Design and test the incident response workflow for data quality breaches: automated alerting, quarantine patterns, stakeholder notification, and self-healing logic where feasible.

Snowflake Platform & Access Control Engineering

Design and implement scalable RBAC models in Snowflake — covering functional roles, object ownership hierarchies, and data product consumer roles.

Build row-level security (RLS) frameworks using Snowflake row access policies — creating reusable, metadata-driven policy templates that can be applied consistently across Finance data products.

Define and implement dynamic data masking policies aligned to the data classification taxonomy — ensuring sensitive financial data is protected at the platform layer, not just the application layer.

Govern Snowflake resource utilization: warehouse sizing standards, query optimization guidelines, and cost attribution tagging by domain or product.

GenAI-Augmented Data Engineering

Champion the exploration and adoption of GenAI tooling to amplify data engineering productivity — including AI-assisted SQL/python code generation, automated documentation, and intelligent pipeline debugging.

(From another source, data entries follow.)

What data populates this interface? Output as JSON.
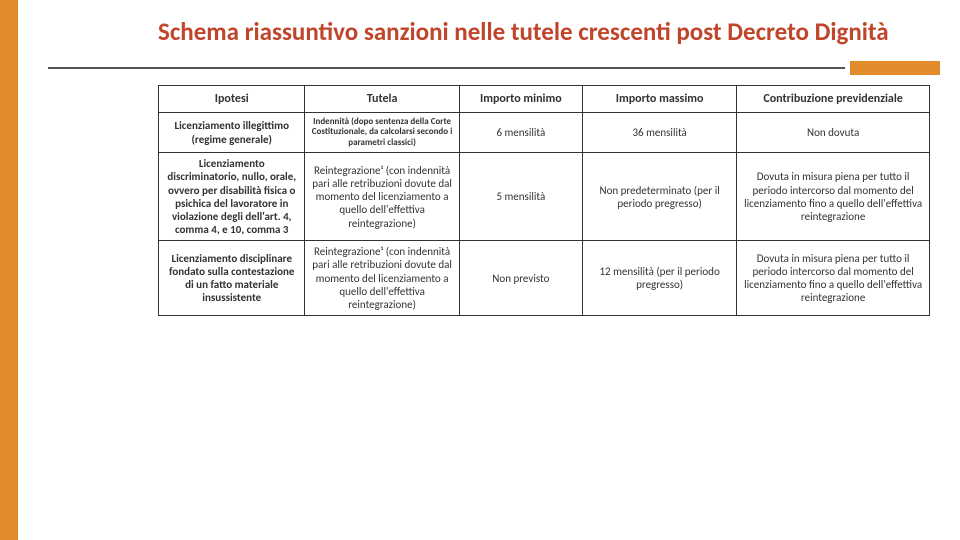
{
  "colors": {
    "accent": "#e28b2d",
    "title": "#c0452a",
    "border": "#333333",
    "text": "#333333",
    "background": "#ffffff"
  },
  "title": "Schema riassuntivo sanzioni nelle tutele crescenti post Decreto Dignità",
  "table": {
    "headers": [
      "Ipotesi",
      "Tutela",
      "Importo minimo",
      "Importo massimo",
      "Contribuzione previdenziale"
    ],
    "rows": [
      {
        "ipotesi": "Licenziamento illegittimo (regime generale)",
        "tutela": "Indennità (dopo sentenza della Corte Costituzionale, da calcolarsi secondo i parametri classici)",
        "tutela_small": true,
        "minimo": "6 mensilità",
        "massimo": "36 mensilità",
        "contribuzione": "Non dovuta"
      },
      {
        "ipotesi": "Licenziamento discriminatorio, nullo, orale, ovvero per disabilità fisica o psichica del lavoratore in violazione degli dell'art. 4, comma 4, e 10, comma 3",
        "tutela": "Reintegrazione¹ (con indennità pari alle retribuzioni dovute dal momento del licenziamento a quello dell'effettiva reintegrazione)",
        "tutela_small": false,
        "minimo": "5 mensilità",
        "massimo": "Non predeterminato (per il periodo pregresso)",
        "contribuzione": "Dovuta in misura piena per tutto il periodo intercorso dal momento del licenziamento fino a quello dell'effettiva reintegrazione"
      },
      {
        "ipotesi": "Licenziamento disciplinare fondato sulla contestazione di un fatto materiale insussistente",
        "tutela": "Reintegrazione¹ (con indennità pari alle retribuzioni dovute dal momento del licenziamento a quello dell'effettiva reintegrazione)",
        "tutela_small": false,
        "minimo": "Non previsto",
        "massimo": "12 mensilità (per il periodo pregresso)",
        "contribuzione": "Dovuta in misura piena per tutto il periodo intercorso dal momento del licenziamento fino a quello dell'effettiva reintegrazione"
      }
    ]
  }
}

Prototype and evaluate LLM-powered data engineering assistants: natural language to SQL interfaces, automated data contract generation, and AI-driven anomaly root cause analysis.

Define guardrails and governance standards for GenAI use in data engineering workflows — covering code review requirements, hallucination risk in data contexts, and audit traceability.

Share findings and tooling recommendations with the wider data engineering community through internal demos, documentation, and engineering blog posts.

Modernization & Delivery Velocity

Identify and eliminate sources of engineering friction — legacy patterns, manual deployment steps, inconsistent environments — and replace with automated, standards-driven equivalents.

Measure and report on delivery cycle time improvements attributable to framework adoption: pipeline build time, time to production, defect escape rate, and time to recovery.

Lead or contribute to data engineering modernization initiatives: migrating legacy ETL workloads, re-platforming to Snowflake, and adopting modern orchestration patterns.